Prove that the following equation is true. $$\newcommand{covers}{\operatorname{covers}}\newcommand{vers}{\operatorname{vers}}
(\csc A+\cot A)\covers A-(\sec A+\tan A)\vers A=(\csc A-\sec A)(2-\vers A\covers A)$$ where
$$\vers x=1-\cos x\\\covers x=1-\sin x.$$
This is in Plane Trigonometry by SL Loney. Please explain how I can solve it according to class 11th student.

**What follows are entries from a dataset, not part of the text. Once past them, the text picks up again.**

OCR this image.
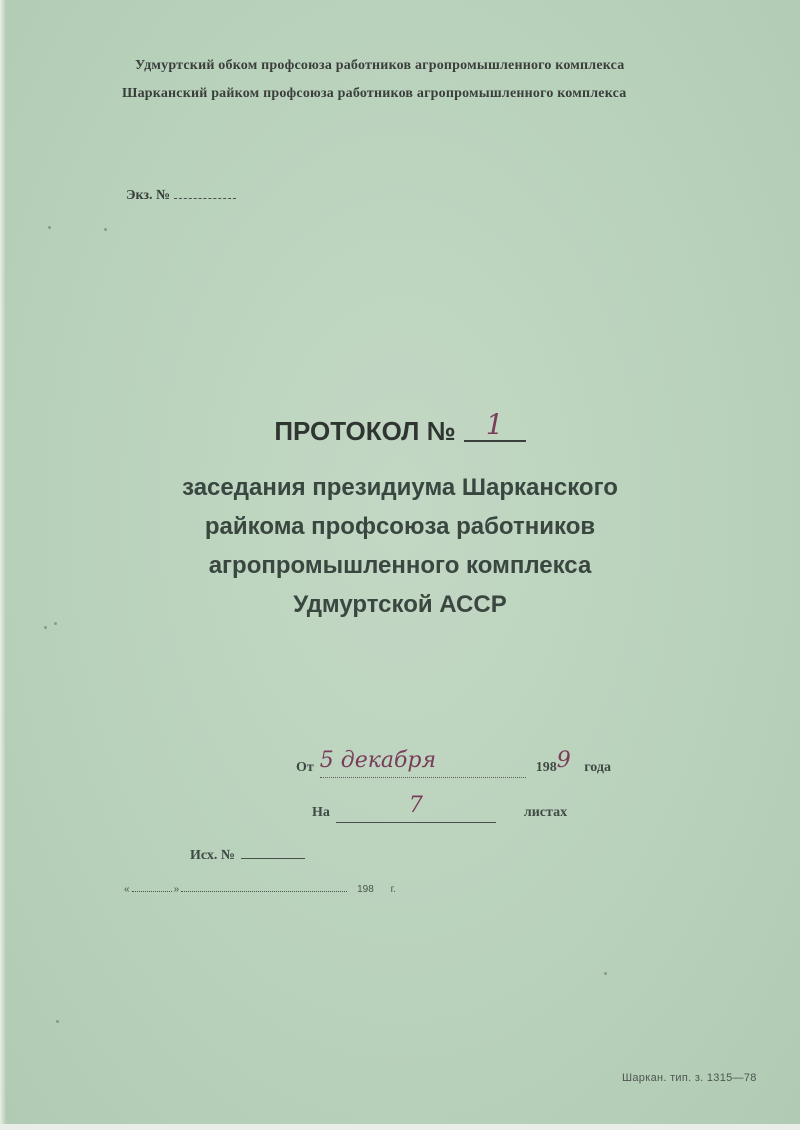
Удмуртский обком профсоюза работников агропромышленного комплекса
Шарканский райком профсоюза работников агропромышленного комплекса
Экз. №
ПРОТОКОЛ № 1
заседания президиума Шарканского
райкома профсоюза работников
агропромышленного комплекса
Удмуртской АССР
От 5 декабря	1989 года
На	7	листах
Исх. №
«	»	198 г.
Шаркан. тип. з. 1315—78
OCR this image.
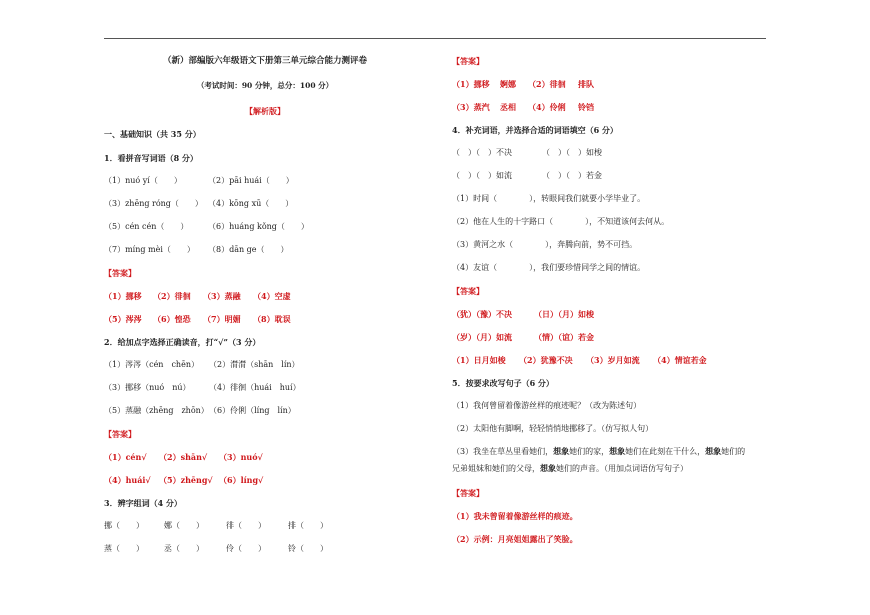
（新）部编版六年级语文下册第三单元综合能力测评卷
（考试时间：90 分钟，总分：100 分）
【解析版】
一、基础知识（共 35 分）
1．看拼音写词语（8 分）
（1）nuó yí（　　）	（2）pāi huái（　　）
（3）zhēng róng（　　） （4）kōng xū（　　）
（5）cén cén（　　） （6）huáng kǒng（　　）
（7）míng mèi（　　） （8）dān ge（　　）
【答案】
（1）挪移 （2）徘徊 （3）蒸融 （4）空虚
（5）涔涔 （6）惶恐 （7）明媚 （8）耽误
2．给加点字选择正确读音，打“√”（3 分）
（1）涔涔（cén　chēn） （2）潸潸（shān　lín）
（3）挪移（nuó　nú） （4）徘徊（huái　huí）
（5）蒸融（zhēng　zhōn）（6）伶俐（líng　lín）
【答案】
（1）cén√ （2）shān√ （3）nuó√
（4）huái√ （5）zhēng√ （6）líng√
3．辨字组词（4 分）
挪（　　）	娜（　　）	徘（　　）	排（　　）
蒸（　　）	丞（　　）	伶（　　）	铃（　　）
【答案】
（1）挪移 婀娜 （2）徘徊 排队
（3）蒸汽 丞相 （4）伶俐 铃铛
4．补充词语，并选择合适的词语填空（6 分）
（　）（　）不决	（　）（　）如梭
（　）（　）如流	（　）（　）若金
（1）时间（　　　　），转眼间我们就要小学毕业了。
（2）他在人生的十字路口（　　　　），不知道该何去何从。
（3）黄河之水（　　　　），奔腾向前，势不可挡。
（4）友谊（　　　　），我们要珍惜同学之间的情谊。
【答案】
（犹）（豫）不决	（日）（月）如梭
（岁）（月）如流	（情）（谊）若金
（1）日月如梭 （2）犹豫不决 （3）岁月如流 （4）情谊若金
5．按要求改写句子（6 分）
（1）我何曾留着像游丝样的痕迹呢？（改为陈述句）
（2）太阳他有脚啊，轻轻悄悄地挪移了。（仿写拟人句）
（3）我坐在草丛里看她们，想象她们的家，想象她们在此刻在干什么，想象她们的
兄弟姐妹和她们的父母，想象她们的声音。（用加点词语仿写句子）
【答案】
（1）我未曾留着像游丝样的痕迹。
（2）示例：月亮姐姐露出了笑脸。
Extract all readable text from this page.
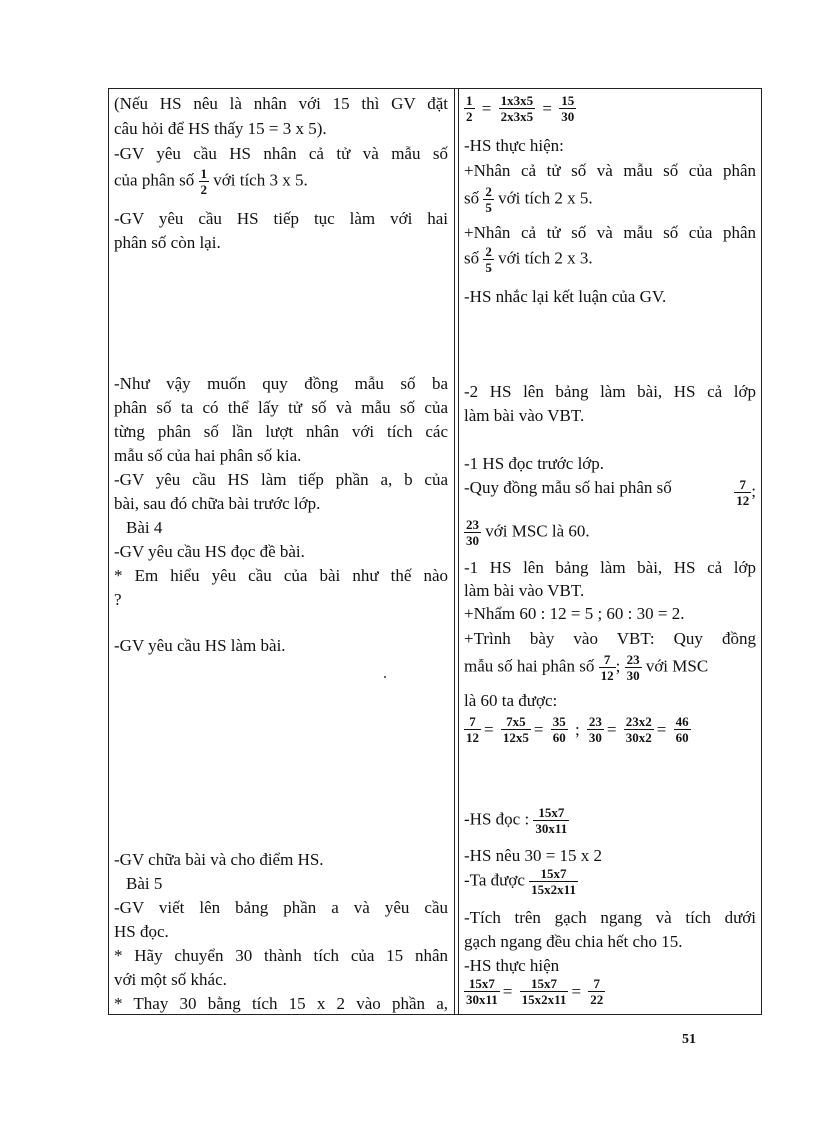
(Nếu HS nêu là nhân với 15 thì GV đặt
câu hỏi để HS thấy 15 = 3 x 5).
-GV yêu cầu HS nhân cả tử và mẫu số
của phân số $\frac{1}{2}$ với tích 3 x 5.
-GV yêu cầu HS tiếp tục làm với hai
phân số còn lại.
-Như vậy muốn quy đồng mẫu số ba
phân số ta có thể lấy tử số và mẫu số của
từng phân số lần lượt nhân với tích các
mẫu số của hai phân số kia.
-GV yêu cầu HS làm tiếp phần a, b của
bài, sau đó chữa bài trước lớp.
Bài 4
-GV yêu cầu HS đọc đề bài.
* Em hiểu yêu cầu của bài như thế nào
?
-GV yêu cầu HS làm bài.
-GV chữa bài và cho điểm HS.
Bài 5
-GV viết lên bảng phần a và yêu cầu
HS đọc.
* Hãy chuyển 30 thành tích của 15 nhân
với một số khác.
* Thay 30 bằng tích 15 x 2 vào phần a,
$\frac{1}{2} = \frac{1x3x5}{2x3x5} = \frac{15}{30}$
-HS thực hiện:
+Nhân cả tử số và mẫu số của phân
số $\frac{2}{5}$ với tích 2 x 5.
+Nhân cả tử số và mẫu số của phân
số $\frac{2}{5}$ với tích 2 x 3.
-HS nhắc lại kết luận của GV.
-2 HS lên bảng làm bài, HS cả lớp
làm bài vào VBT.
-1 HS đọc trước lớp.
-Quy đồng mẫu số hai phân số	$\frac{7}{12}$ ;
$\frac{23}{30}$ với MSC là 60.
-1 HS lên bảng làm bài, HS cả lớp
làm bài vào VBT.
+Nhẩm 60 : 12 = 5 ; 60 : 30 = 2.
+Trình bày vào VBT: Quy đồng
mẫu số hai phân số $\frac{7}{12}$ ; $\frac{23}{30}$ với MSC
là 60 ta được:
$\frac{7}{12} = \frac{7x5}{12x5} = \frac{35}{60}$ ; $\frac{23}{30} = \frac{23x2}{30x2} = \frac{46}{60}$
-HS đọc : $\frac{15x7}{30x11}$
-HS nêu 30 = 15 x 2
-Ta được $\frac{15x7}{15x2x11}$
-Tích trên gạch ngang và tích dưới
gạch ngang đều chia hết cho 15.
-HS thực hiện
$\frac{15x7}{30x11} = \frac{15x7}{15x2x11} = \frac{7}{22}$
51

My working is below:
\begin{align}\text{LHS}&=(\csc A+\cot A)\covers A-(\sec A+\tan A)\vers A\\&=(\csc A+\cot A)(1-\sin A)-(\sec A+\tan A)(1-\cos A)\\&=\csc A+\cot A-1-\cos A-(\sec A+\tan A-1-\sin A)\\&=\frac1{\sin A}+\frac{\cos A}{\sin A}-\cos A-\frac 1{\cos A}-\frac{\sin A}{\cos A}+\sin A\\&=\frac{1+\cos A+\sin^2A+1-1}{\sin A}-\frac{1+\sin A+\cos^2A+1-1}{\cos A}\\&=\frac{2+\cos A-\cos^2A}{\sin A}-\frac{2+\sin A-\sin^2A}{\cos A}\end{align}
but I don't know how to continue.
Best Answer
Rewriting in more common trigonometric functions, the statement is equivalent to $$\small\left(\frac1{\sin A}+\frac{\cos A}{\sin A}\right)(1-\sin A)-\left(\frac1{\cos A}+\frac{\sin A}{\cos A}\right)(1-\cos A)=\left(\frac1{\sin A}-\frac1{\cos A}\right)\left(2-(1-\sin A)(1-\cos A)\right)$$ which can be simplified to \begin{align}\small\frac{(1+\cos A)(1-\sin A)}{\sin A}-\frac{(1-\cos A)(1+\sin A)}{\cos A}&\small=(1+\cos A+\sin A-\sin A\cos A)\left(\frac1{\sin A}-\frac1{\cos A}\right)\\&\small=\left(\frac{1+\cos A}{\sin A}+1-\cos A\right)-\left(\frac{1+\sin A}{\cos A}+1-\sin A\right)\\&\small=\sin A-\cos A+\frac{1+\cos A}{\sin A}-\frac{1+\sin A}{\cos A}\end{align} and moving the fractions across to the left leads to \begin{align}\text{LHS}&=\frac{1+\cos A}{\sin A}(1-\sin A-1)-\frac{1+\sin A}{\cos A}(1-\cos A-1)\\&=-(1+\cos A)-[-(1+\sin A)]\\&=\sin A-\cos A=\text{RHS}\end{align} so the statement is true.